As you can see, the uninfected-2 sample is still deeply problematic.

3.3.3 Raw data with batch removal

That had a pretty profound effect, so lets try leaving the data alone and just removing the batch effect.

norm_expt_svaseq <- normalize_expt(ixo_expt, transform="raw",
                                   norm="raw", convert="cpm",
                                   filter=TRUE, batch="svaseq")
## This function will replace the expt$expressionset slot with:
## svaseq(cpm(hpgl(data)))
## It backs up the current data into a slot named:
##  expt$backup_expressionset. It will also save copies of each step along the way
##  in expt$normalized with the corresponding libsizes.
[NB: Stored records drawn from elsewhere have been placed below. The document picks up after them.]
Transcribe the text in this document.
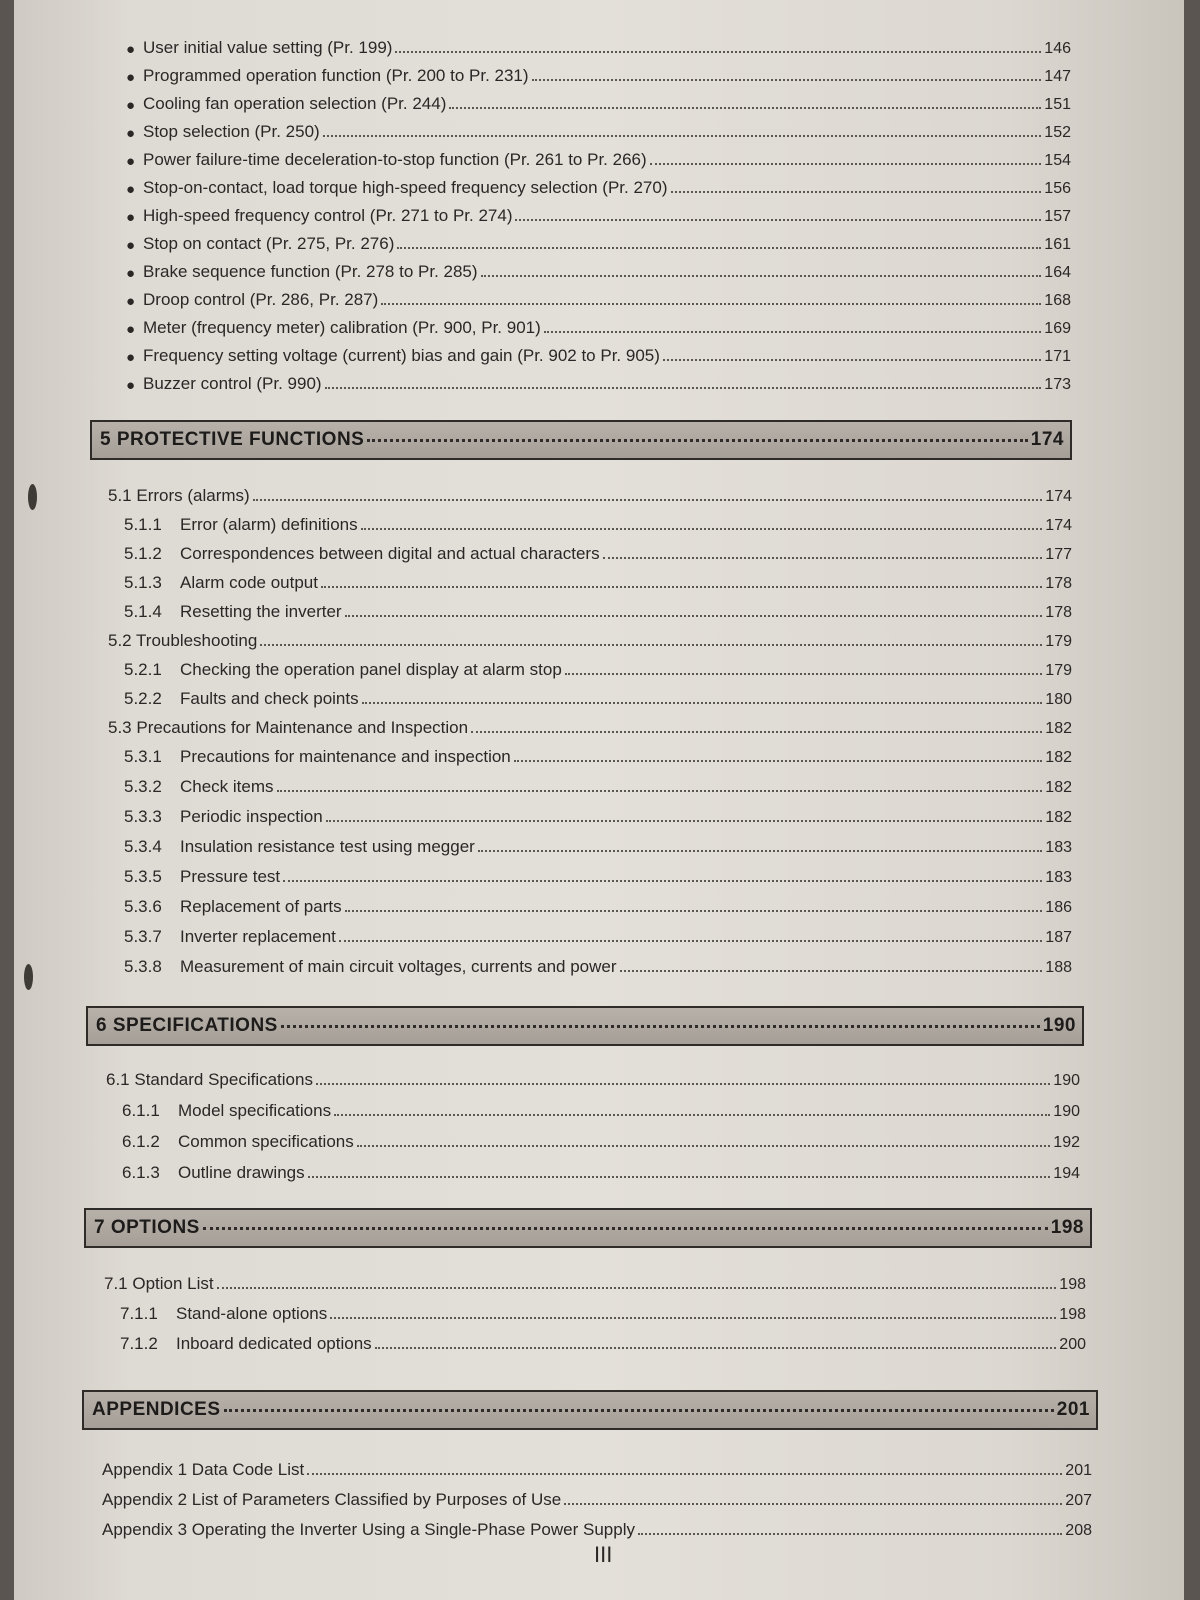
● User initial value setting (Pr. 199)	146
● Programmed operation function (Pr. 200 to Pr. 231)	147
● Cooling fan operation selection (Pr. 244)	151
● Stop selection (Pr. 250)	152
● Power failure-time deceleration-to-stop function (Pr. 261 to Pr. 266)	154
● Stop-on-contact, load torque high-speed frequency selection (Pr. 270)	156
● High-speed frequency control (Pr. 271 to Pr. 274)	157
● Stop on contact (Pr. 275, Pr. 276)	161
● Brake sequence function (Pr. 278 to Pr. 285)	164
● Droop control (Pr. 286, Pr. 287)	168
● Meter (frequency meter) calibration (Pr. 900, Pr. 901)	169
● Frequency setting voltage (current) bias and gain (Pr. 902 to Pr. 905)	171
● Buzzer control (Pr. 990)	173
5 PROTECTIVE FUNCTIONS	174
5.1 Errors (alarms)	174
5.1.1	Error (alarm) definitions	174
5.1.2	Correspondences between digital and actual characters	177
5.1.3	Alarm code output	178
5.1.4	Resetting the inverter	178
5.2 Troubleshooting	179
5.2.1	Checking the operation panel display at alarm stop	179
5.2.2	Faults and check points	180
5.3 Precautions for Maintenance and Inspection	182
5.3.1	Precautions for maintenance and inspection	182
5.3.2	Check items	182
5.3.3	Periodic inspection	182
5.3.4	Insulation resistance test using megger	183
5.3.5	Pressure test	183
5.3.6	Replacement of parts	186
5.3.7	Inverter replacement	187
5.3.8	Measurement of main circuit voltages, currents and power	188
6 SPECIFICATIONS	190
6.1 Standard Specifications	190
6.1.1	Model specifications	190
6.1.2	Common specifications	192
6.1.3	Outline drawings	194
7 OPTIONS	198
7.1 Option List	198
7.1.1	Stand-alone options	198
7.1.2	Inboard dedicated options	200
APPENDICES	201
Appendix 1 Data Code List	201
Appendix 2 List of Parameters Classified by Purposes of Use	207
Appendix 3 Operating the Inverter Using a Single-Phase Power Supply	208
III
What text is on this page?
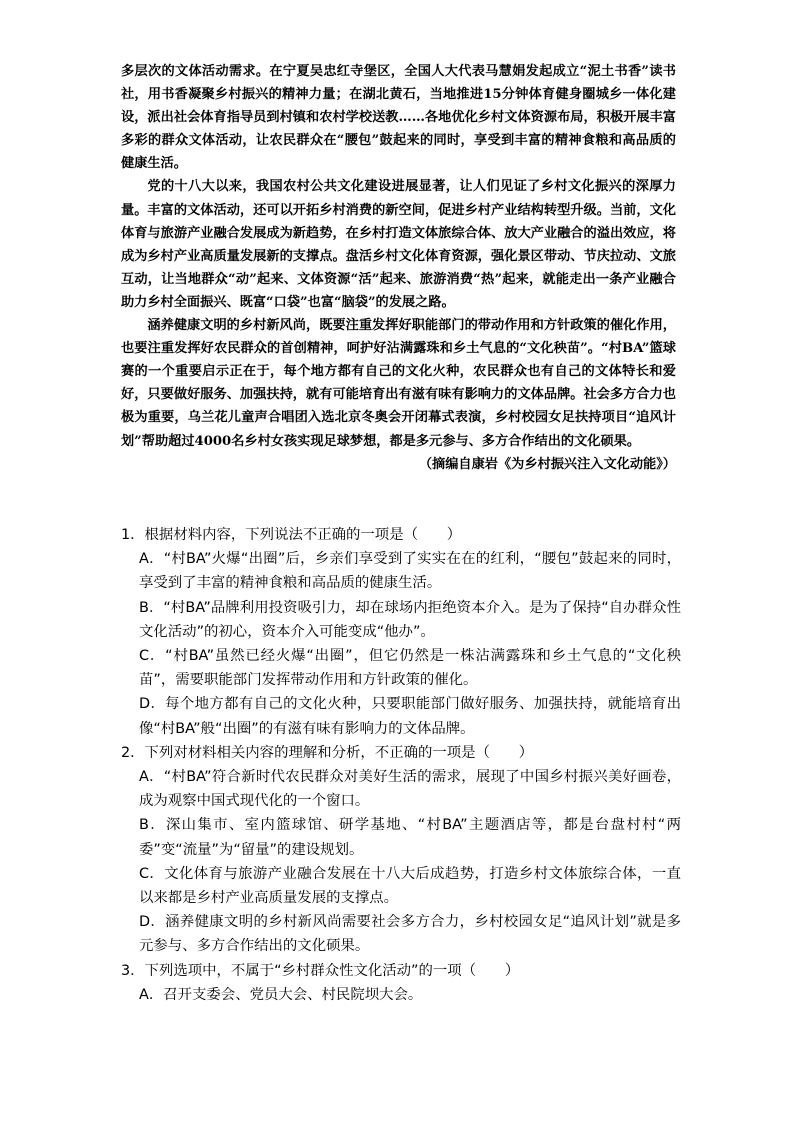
多层次的文体活动需求。在宁夏吴忠红寺堡区，全国人大代表马慧娟发起成立“泥土书香”读书社，用书香凝聚乡村振兴的精神力量；在湖北黄石，当地推进15分钟体育健身圈城乡一体化建设，派出社会体育指导员到村镇和农村学校送教……各地优化乡村文体资源布局，积极开展丰富多彩的群众文体活动，让农民群众在“腰包”鼓起来的同时，享受到丰富的精神食粮和高品质的健康生活。

党的十八大以来，我国农村公共文化建设进展显著，让人们见证了乡村文化振兴的深厚力量。丰富的文体活动，还可以开拓乡村消费的新空间，促进乡村产业结构转型升级。当前，文化体育与旅游产业融合发展成为新趋势，在乡村打造文体旅综合体、放大产业融合的溢出效应，将成为乡村产业高质量发展新的支撑点。盘活乡村文化体育资源，强化景区带动、节庆拉动、文旅互动，让当地群众“动”起来、文体资源“活”起来、旅游消费“热”起来，就能走出一条产业融合助力乡村全面振兴、既富“口袋”也富“脑袋”的发展之路。

涵养健康文明的乡村新风尚，既要注重发挥好职能部门的带动作用和方针政策的催化作用，也要注重发挥好农民群众的首创精神，呵护好沾满露珠和乡土气息的“文化秧苗”。“村BA”篮球赛的一个重要启示正在于，每个地方都有自己的文化火种，农民群众也有自己的文体特长和爱好，只要做好服务、加强扶持，就有可能培育出有滋有味有影响力的文体品牌。社会多方合力也极为重要，乌兰花儿童声合唱团入选北京冬奥会开闭幕式表演，乡村校园女足扶持项目“追风计划”帮助超过4000名乡村女孩实现足球梦想，都是多元参与、多方合作结出的文化硕果。

（摘编自康岩《为乡村振兴注入文化动能》）

1．根据材料内容，下列说法不正确的一项是（　　）

A．“村BA”火爆“出圈”后，乡亲们享受到了实实在在的红利，“腰包”鼓起来的同时，享受到了丰富的精神食粮和高品质的健康生活。

B．“村BA”品牌利用投资吸引力，却在球场内拒绝资本介入。是为了保持“自办群众性文化活动”的初心，资本介入可能变成“他办”。

C．“村BA”虽然已经火爆“出圈”，但它仍然是一株沾满露珠和乡土气息的“文化秧苗”，需要职能部门发挥带动作用和方针政策的催化。

D．每个地方都有自己的文化火种，只要职能部门做好服务、加强扶持，就能培育出像“村BA”般“出圈”的有滋有味有影响力的文体品牌。

2．下列对材料相关内容的理解和分析，不正确的一项是（　　）

A．“村BA”符合新时代农民群众对美好生活的需求，展现了中国乡村振兴美好画卷，成为观察中国式现代化的一个窗口。

B．深山集市、室内篮球馆、研学基地、“村BA”主题酒店等，都是台盘村村“两委”变“流量”为“留量”的建设规划。

C．文化体育与旅游产业融合发展在十八大后成趋势，打造乡村文体旅综合体，一直以来都是乡村产业高质量发展的支撑点。

D．涵养健康文明的乡村新风尚需要社会多方合力，乡村校园女足“追风计划”就是多元参与、多方合作结出的文化硕果。

3．下列选项中，不属于“乡村群众性文化活动”的一项（　　）

A．召开支委会、党员大会、村民院坝大会。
Keep the libsizes in mind
##  when invoking limma.  The appropriate libsize is the non-log(cpm(normalized)).
##  This is most likely kept at:
##  'new_expt$normalized$intermediate_counts$normalization$libsizes'
##  A copy of this may also be found at:
##  new_expt$best_libsize
## Leaving the data in its current base format, keep in mind that
##  some metrics are easier to see when the data is log2 transformed, but
##  EdgeR/DESeq do not accept transformed data.
## Leaving the data unnormalized.  This is necessary for DESeq, but
##  EdgeR/limma might benefit from normalization.  Good choices include quantile,
##  size-factor, tmm, etc.
## Step 1: performing count filter with option: hpgl
## Removing 63749 low-count genes (26085 remaining).
## Step 2: not normalizing the data.
## Step 3: converting the data with cpm.
## Step 4: not transforming the data.
## Step 5: doing batch correction with svaseq.
## In norm_batch, after testing logic of surrogate method/number, the
## number of surrogates is:  and the method is: be.
## Note to self:  If you get an error like 'x contains missing values'; I think this
##  means that the data has too many 0's and needs to have a better low-count filter applied.
## batch_counts: Before batch correction, 2372 entries 0<x<1.
## batch_counts: Before batch correction, 18018 entries are >= 0.
## After checking/setting the number of surrogates, it is: 1.
## batch_counts: Using sva::svaseq for batch correction.
## Note to self:  If you feed svaseq a data frame you will get an error like:
## data %*% (Id - mod %*% blah blah requires numeric/complex arguments.
## The number of elements which are < 0 after batch correction is: 276
## The variable low_to_zero sets whether to change <0 values to 0 and is: FALSE
pp(file="images/norm_pca.tiff")
## Defaulting to tiff.
## Going to write the image to: images/norm_pca.tiff when dev.off() is called.
plot_pca(norm_expt_svaseq)$plot
## Too few points to calculate an ellipse
## Too few points to calculate an ellipse
## Too few points to calculate an ellipse
## Too few points to calculate an ellipse
dev.off()
## png 
##   2

That seems to be sufficient to smash the uninfected and infected samples into their own pairs.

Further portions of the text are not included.